Interpretation with Kurtosis: Skewness should ideally be interpreted in conjunction with kurtosis, another statistical moment that measures the "tailedness" or "peakedness" of a distribution. A distribution can be skewed but also have fat tails (high kurtosis), meaning extreme events are more likely than a normal distribution, regardless of the skew. Ignoring kurtosis when analyzing skewness can lead to an incomplete or misleading understanding of the data's risk profile, especially in portfolio management.³,²
Predictive Power: While skewness can offer insights into past data, its predictive power for future returns or market behavior is not always consistent. Markets are dynamic, and past skewness does not guarantee future outcomes. Some research suggests that while skewness is a significant indicator of returns, especially across asset classes, its relationship with future returns can be complex and may not always align with intuitive preferences.¹
Data Requirements: Calculating reliable skewness requires a sufficient amount of data. For small sample sizes, the calculated skewness might not accurately represent the true underlying population distribution.

Skewed Data vs. Kurtosis

While both skewed data and kurtosis describe the shape of a data distribution, they measure different aspects of that shape. Skewness quantifies the asymmetry of the distribution. It tells us if the data points are concentrated more on one side of the mean, resulting in a longer tail on either the left or right. A positive skew means the tail is on the right (more extreme high values), and a negative skew means the tail is on the left (more extreme low values).

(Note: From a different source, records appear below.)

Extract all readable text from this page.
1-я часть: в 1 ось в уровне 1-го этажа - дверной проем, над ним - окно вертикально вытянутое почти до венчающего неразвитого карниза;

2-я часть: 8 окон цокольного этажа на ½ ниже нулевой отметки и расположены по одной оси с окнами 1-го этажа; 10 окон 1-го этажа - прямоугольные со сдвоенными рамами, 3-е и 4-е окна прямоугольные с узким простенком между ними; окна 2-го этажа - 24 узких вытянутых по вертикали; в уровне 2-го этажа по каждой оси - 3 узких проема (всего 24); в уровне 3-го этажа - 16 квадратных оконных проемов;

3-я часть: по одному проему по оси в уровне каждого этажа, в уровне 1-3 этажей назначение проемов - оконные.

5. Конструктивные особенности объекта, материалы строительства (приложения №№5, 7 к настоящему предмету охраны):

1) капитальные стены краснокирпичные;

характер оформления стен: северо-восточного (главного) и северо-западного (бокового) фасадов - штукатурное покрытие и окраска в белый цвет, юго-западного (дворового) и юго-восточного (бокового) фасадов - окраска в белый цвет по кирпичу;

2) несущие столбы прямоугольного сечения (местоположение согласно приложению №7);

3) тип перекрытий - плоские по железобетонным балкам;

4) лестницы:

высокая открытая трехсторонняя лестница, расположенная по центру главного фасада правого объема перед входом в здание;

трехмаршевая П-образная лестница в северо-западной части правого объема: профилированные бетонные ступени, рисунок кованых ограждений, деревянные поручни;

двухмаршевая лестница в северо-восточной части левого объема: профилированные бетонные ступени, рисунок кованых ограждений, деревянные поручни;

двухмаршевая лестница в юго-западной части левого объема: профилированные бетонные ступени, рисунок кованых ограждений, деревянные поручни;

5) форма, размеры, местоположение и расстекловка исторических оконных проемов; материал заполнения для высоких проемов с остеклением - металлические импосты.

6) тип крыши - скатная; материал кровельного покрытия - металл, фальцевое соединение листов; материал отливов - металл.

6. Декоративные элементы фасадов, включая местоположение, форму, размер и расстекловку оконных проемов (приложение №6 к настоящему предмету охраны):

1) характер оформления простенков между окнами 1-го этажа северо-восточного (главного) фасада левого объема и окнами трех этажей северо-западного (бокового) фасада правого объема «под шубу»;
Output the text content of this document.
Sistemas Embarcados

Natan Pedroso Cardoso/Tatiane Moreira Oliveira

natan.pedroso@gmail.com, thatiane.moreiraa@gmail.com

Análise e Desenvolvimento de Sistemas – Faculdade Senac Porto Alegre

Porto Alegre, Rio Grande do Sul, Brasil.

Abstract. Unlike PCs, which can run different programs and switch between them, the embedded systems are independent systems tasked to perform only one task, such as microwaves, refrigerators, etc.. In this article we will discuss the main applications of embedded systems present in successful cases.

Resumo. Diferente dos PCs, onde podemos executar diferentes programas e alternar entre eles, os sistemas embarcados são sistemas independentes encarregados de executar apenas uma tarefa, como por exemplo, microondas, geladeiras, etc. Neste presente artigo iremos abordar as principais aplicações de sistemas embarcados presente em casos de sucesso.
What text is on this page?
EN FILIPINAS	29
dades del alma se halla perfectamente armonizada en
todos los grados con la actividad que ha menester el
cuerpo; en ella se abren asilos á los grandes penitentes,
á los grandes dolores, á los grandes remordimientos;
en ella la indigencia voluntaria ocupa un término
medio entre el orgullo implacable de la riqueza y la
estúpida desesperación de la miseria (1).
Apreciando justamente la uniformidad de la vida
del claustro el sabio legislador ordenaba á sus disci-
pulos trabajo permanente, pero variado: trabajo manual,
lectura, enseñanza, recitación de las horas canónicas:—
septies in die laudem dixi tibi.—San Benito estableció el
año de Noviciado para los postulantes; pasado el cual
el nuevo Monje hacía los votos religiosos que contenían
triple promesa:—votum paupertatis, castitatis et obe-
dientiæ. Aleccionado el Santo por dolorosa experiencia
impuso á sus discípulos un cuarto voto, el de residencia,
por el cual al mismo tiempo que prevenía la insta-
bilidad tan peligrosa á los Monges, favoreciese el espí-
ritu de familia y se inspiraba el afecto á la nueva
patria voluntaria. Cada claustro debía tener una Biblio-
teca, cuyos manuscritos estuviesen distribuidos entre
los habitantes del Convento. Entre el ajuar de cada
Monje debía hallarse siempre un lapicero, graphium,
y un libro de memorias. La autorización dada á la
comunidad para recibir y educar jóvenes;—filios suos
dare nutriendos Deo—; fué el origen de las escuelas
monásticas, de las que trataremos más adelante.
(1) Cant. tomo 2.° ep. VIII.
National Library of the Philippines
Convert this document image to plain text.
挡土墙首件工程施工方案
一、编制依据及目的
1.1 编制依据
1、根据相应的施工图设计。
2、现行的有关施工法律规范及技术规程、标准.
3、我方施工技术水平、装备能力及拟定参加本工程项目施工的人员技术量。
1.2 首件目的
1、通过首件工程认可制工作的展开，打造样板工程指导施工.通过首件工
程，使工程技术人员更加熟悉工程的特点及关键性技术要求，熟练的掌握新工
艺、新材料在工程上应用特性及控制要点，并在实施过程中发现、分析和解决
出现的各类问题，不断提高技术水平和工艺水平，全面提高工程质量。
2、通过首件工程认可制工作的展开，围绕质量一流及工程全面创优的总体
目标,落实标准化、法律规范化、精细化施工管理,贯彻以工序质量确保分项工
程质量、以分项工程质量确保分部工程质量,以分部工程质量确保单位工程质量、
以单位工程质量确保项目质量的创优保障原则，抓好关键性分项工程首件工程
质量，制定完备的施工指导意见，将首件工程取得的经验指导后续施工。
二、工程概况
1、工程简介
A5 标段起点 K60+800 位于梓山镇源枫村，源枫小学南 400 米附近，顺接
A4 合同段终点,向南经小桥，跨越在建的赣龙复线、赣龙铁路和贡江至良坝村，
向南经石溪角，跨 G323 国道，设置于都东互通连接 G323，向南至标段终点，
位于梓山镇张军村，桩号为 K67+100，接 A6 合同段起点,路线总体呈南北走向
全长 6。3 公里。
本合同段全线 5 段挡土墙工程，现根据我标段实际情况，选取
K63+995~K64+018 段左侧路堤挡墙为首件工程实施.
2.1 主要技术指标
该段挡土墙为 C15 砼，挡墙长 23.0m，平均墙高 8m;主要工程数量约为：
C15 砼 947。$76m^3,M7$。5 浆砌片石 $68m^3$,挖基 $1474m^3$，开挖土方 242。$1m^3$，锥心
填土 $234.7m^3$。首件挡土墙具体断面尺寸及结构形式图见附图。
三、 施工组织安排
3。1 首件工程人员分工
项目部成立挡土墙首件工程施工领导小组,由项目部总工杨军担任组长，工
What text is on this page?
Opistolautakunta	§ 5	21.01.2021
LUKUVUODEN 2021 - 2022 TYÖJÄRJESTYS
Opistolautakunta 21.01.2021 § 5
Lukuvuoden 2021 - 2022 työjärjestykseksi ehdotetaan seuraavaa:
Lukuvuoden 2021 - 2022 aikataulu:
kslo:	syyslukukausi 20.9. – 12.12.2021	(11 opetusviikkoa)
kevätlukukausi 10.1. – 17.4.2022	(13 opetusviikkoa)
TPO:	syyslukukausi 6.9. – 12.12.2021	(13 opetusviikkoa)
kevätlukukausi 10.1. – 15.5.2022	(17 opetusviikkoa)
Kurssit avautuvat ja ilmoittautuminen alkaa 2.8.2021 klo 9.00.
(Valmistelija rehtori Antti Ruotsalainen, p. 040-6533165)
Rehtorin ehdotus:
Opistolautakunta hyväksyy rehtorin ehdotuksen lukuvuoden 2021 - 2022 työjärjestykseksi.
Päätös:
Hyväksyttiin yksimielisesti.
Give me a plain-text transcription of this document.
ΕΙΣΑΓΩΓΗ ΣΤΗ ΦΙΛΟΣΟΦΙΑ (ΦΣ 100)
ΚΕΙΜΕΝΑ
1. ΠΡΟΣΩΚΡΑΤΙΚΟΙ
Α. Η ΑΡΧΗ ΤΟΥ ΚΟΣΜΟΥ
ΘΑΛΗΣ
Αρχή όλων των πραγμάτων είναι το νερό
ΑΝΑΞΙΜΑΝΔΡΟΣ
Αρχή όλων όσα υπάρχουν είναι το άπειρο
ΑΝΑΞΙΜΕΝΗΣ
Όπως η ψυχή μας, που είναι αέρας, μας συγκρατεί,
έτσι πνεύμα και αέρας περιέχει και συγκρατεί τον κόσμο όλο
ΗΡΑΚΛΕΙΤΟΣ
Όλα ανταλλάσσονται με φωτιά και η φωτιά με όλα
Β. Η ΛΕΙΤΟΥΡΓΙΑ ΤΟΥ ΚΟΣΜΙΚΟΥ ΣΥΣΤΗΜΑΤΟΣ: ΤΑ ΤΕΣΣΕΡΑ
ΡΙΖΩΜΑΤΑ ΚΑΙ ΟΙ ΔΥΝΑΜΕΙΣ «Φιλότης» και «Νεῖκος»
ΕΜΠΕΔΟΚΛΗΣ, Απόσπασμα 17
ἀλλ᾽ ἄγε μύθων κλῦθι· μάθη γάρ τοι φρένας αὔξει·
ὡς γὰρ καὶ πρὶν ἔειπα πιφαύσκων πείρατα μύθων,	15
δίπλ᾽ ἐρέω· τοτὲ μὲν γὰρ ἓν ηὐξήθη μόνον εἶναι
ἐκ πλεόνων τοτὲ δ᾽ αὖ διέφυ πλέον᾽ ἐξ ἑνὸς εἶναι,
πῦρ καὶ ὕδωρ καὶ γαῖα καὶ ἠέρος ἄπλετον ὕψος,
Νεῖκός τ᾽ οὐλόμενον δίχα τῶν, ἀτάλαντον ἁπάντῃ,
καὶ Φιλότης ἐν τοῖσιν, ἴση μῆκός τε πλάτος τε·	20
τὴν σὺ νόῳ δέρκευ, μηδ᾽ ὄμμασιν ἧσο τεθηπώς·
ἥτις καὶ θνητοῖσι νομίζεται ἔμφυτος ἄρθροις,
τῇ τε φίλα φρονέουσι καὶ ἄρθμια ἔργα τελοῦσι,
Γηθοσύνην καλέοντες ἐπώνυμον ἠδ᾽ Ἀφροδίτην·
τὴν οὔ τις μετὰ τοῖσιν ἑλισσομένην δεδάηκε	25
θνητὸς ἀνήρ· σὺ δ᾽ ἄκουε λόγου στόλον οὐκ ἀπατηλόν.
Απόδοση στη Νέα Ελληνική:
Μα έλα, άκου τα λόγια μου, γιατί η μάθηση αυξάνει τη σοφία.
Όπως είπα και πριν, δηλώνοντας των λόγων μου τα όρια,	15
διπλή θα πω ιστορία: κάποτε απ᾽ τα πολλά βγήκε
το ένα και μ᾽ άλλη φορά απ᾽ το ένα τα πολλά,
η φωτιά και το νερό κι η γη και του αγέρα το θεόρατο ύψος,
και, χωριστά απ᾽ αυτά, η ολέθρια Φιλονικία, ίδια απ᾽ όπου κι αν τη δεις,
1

Kurtosis, on the other hand, measures the "tailedness" or "peakedness" of a distribution relative to a normal distribution. It describes the likelihood of extreme values (outliers) in either tail. A distribution with high kurtosis (leptokurtic) has fatter tails and a more pronounced peak than a normal distribution, indicating a higher probability of extreme events. Conversely, a distribution with low kurtosis (platykurtic) has thinner tails and a flatter peak. While skewness is about the direction of asymmetry, kurtosis is about the extremity of deviations from the center, regardless of direction. Both are considered "higher moments" in descriptive statistics and provide a more comprehensive understanding of data than just mean and standard deviation.

FAQs

What does "positively skewed" mean?

Positively skewed data, also known as right-skewed, means the tail of the distribution extends to the right. This indicates that most of the data points are clustered on the lower end of the range, but there are a few unusually high values that pull the mean towards the right. In such a distribution, the mean is typically greater than the median.

Why is skewed data important in finance?

Skewed data is particularly important in finance because financial returns often do not follow a symmetrical normal distribution. Understanding the skewness of asset returns helps investors assess the likelihood of extreme positive or negative outcomes. For instance, a negatively skewed return distribution for a stock implies a higher probability of small gains and a lower, but significant, probability of large losses, which is critical for risk management and investment decision-making.

Can a distribution have zero skewness but not be a normal distribution?

Yes, a distribution can have zero skewness and still not be a normal distribution. Zero skewness only indicates symmetry around the mean. However, a symmetrical distribution can still differ from a normal distribution in its kurtosis (how peaked or flat it is, and how thick its tails are). For example, a uniform distribution or a Laplace distribution are symmetrical but have different kurtosis values than a normal distribution.